À Saint-Louis, la Fondation Fernet-Branca explore les relations foisonnantes entre Artistes – Architectes.

La question de savoir si les architectes sont des artistes est un serpent de mer depuis la fin de la Première Guerre mondiale et les grandes heures du Bauhaus. Il aura fallu attendre 2015, pour que le jury du prestigieux Turner Prize tranche définitivement la question en décernant son prix d’art contemporain au cabinet anglais Assemble pour le projet de réhabilitation d’un quartier de Liverpool.
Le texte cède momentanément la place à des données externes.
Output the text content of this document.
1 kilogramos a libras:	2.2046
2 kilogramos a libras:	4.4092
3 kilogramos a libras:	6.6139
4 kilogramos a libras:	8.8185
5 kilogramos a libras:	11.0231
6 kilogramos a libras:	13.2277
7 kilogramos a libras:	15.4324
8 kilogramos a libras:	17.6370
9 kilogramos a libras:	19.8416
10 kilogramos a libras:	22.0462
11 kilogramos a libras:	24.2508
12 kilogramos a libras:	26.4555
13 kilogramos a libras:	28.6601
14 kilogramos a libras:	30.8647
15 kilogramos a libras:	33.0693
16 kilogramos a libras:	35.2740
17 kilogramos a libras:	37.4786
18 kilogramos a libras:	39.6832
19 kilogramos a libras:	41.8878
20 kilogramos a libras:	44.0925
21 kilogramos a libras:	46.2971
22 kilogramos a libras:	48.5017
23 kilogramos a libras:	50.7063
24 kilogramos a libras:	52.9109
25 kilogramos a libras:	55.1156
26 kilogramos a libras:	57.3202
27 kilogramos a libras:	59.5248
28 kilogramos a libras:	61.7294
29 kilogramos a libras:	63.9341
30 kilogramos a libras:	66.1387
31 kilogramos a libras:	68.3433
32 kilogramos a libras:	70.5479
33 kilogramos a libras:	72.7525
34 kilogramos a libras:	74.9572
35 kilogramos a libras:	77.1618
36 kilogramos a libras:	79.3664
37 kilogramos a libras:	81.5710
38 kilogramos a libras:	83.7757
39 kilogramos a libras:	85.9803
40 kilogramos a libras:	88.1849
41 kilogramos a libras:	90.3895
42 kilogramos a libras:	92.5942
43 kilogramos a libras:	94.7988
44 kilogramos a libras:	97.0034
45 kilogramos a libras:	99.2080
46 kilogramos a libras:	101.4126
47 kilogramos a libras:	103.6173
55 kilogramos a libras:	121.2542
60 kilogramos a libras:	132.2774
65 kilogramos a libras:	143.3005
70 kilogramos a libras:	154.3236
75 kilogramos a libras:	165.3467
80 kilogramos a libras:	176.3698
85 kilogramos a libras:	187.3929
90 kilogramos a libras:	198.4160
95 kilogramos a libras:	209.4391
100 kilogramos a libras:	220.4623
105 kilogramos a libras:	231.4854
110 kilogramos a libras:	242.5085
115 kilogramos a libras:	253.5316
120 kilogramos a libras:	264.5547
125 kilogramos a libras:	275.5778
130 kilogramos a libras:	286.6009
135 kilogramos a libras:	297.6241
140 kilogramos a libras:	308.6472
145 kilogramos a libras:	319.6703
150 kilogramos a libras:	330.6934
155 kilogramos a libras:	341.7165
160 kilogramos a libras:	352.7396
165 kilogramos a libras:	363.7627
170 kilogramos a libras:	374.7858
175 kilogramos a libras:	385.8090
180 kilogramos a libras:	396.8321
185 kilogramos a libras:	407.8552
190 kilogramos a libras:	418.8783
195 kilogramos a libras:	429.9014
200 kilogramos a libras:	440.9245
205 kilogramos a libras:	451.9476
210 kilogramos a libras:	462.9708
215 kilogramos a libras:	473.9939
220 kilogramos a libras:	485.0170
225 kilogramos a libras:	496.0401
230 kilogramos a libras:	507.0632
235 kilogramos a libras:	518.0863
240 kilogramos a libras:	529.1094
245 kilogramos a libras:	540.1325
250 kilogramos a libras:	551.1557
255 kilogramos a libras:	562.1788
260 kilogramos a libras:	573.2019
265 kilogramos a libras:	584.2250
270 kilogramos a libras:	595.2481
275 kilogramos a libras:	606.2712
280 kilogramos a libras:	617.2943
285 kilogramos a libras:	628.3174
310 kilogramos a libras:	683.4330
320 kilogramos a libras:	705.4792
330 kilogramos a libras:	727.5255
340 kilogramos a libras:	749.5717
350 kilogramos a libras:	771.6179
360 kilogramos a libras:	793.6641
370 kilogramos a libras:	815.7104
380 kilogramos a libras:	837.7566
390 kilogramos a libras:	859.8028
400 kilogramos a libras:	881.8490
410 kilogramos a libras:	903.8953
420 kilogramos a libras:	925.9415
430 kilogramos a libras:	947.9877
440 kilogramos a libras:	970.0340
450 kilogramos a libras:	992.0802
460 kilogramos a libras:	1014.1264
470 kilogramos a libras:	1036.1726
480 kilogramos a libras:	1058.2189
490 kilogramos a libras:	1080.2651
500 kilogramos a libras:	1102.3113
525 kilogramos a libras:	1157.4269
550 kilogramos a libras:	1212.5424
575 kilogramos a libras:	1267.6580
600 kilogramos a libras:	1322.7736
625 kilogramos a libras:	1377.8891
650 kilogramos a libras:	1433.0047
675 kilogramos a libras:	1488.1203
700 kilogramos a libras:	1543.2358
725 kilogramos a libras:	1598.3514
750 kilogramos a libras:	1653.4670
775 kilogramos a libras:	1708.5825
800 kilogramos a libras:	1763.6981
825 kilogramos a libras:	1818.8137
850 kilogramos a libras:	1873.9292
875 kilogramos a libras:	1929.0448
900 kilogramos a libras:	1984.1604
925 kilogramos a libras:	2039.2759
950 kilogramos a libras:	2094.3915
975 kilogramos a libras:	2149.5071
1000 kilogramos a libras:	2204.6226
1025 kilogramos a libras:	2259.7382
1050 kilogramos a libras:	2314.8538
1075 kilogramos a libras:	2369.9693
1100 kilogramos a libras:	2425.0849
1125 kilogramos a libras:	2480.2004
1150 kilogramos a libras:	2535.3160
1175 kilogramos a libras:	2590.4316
Galeries d’art et musées ont accompagné le mouvement, ouvrant leurs espaces aux dessins, collages et autres maquettes d’architectes ayant aussi développé une substantielle oeuvre de plasticiens (qu’on pense au duo belge Kersten Geers et David Van Severen ou aux sculptures de Mauricio Pezo et Sofia von Ellrichshausen). Avec Artistes – Architectes, la Fondation Fernet-Branca s’attache à présenter les relations entre les deux univers et l’implication des artistes dans des projets de construction. Le parcours s’ouvre ainsi sur les réalisations d’un bâtisseur connu autant pour la puissance expressive de ses projets (le MuCEM de Marseille, le Mémorial de Rivesaltes ou le Pavillon Noir d’Aix-en- Provence) que pour sa gouaille et ses saillies contre les dérives ”minimalistes” qui transforment selon lui nos villes en des mondes sans récit.

 

Remettant sans cesse en cause l’autorité symbolique de l’architecture, le poète bétonneur Rudy Ricciotti favorise dans son travail les collaborations avec les artistes. À Saint-Étienne, il reprend sur les façades de la Maison de l’Emploi (2011) le motif du haricot cher au peintre Claude Viallat. Pour le Centre culturel Aimé Césaire de Gennevilliers (2013), il imagine avec Hervé Di Rosa un prisme irrégulier de béton blanc évidé, dont les ouvertures sont un hommage direct aux toiles lacérées de Lucio Fontana – quel tour de force ! Mais Ricciotti n’est pas le seul à croire encore que l’architecture est un moyen de transformer le réel. Célèbre en Suisse pour ses Pagodes à billets transposant en plein stade de Lausanne le monde merveilleux d’Alice et Gulliver réunis, le plasticien bâlois Florian Graf se joue, dans chacune de ses oeuvres, de nos perceptions de l’espace comme de ses impacts sur nos corps et nos vies. Plus loin, ce sont les photographies des anciens abattoirs de Casablanca ou de l’usine Opel de Rüsselsheim, investis à la peinture par Georges Rousse pour créer d’étranges anamorphoses à l’esprit fauve, qui saisissent le visiteur. Et puis, il y a aussi l’insolite série de plans des Maisons qui meurent de Christophe Berdaguer et Marie Préjus, la double peau tissée par Maryam Ashford Brown sur les façades du siège social de Weleda, ou encore le diaporama des réalisations du génial Jean-Michel Wilmotte, celui-là même qui transforma l’ancienne distillerie Fernet- Branca en lieu d’art contemporain. On ne saurait mieux boucler la boucle !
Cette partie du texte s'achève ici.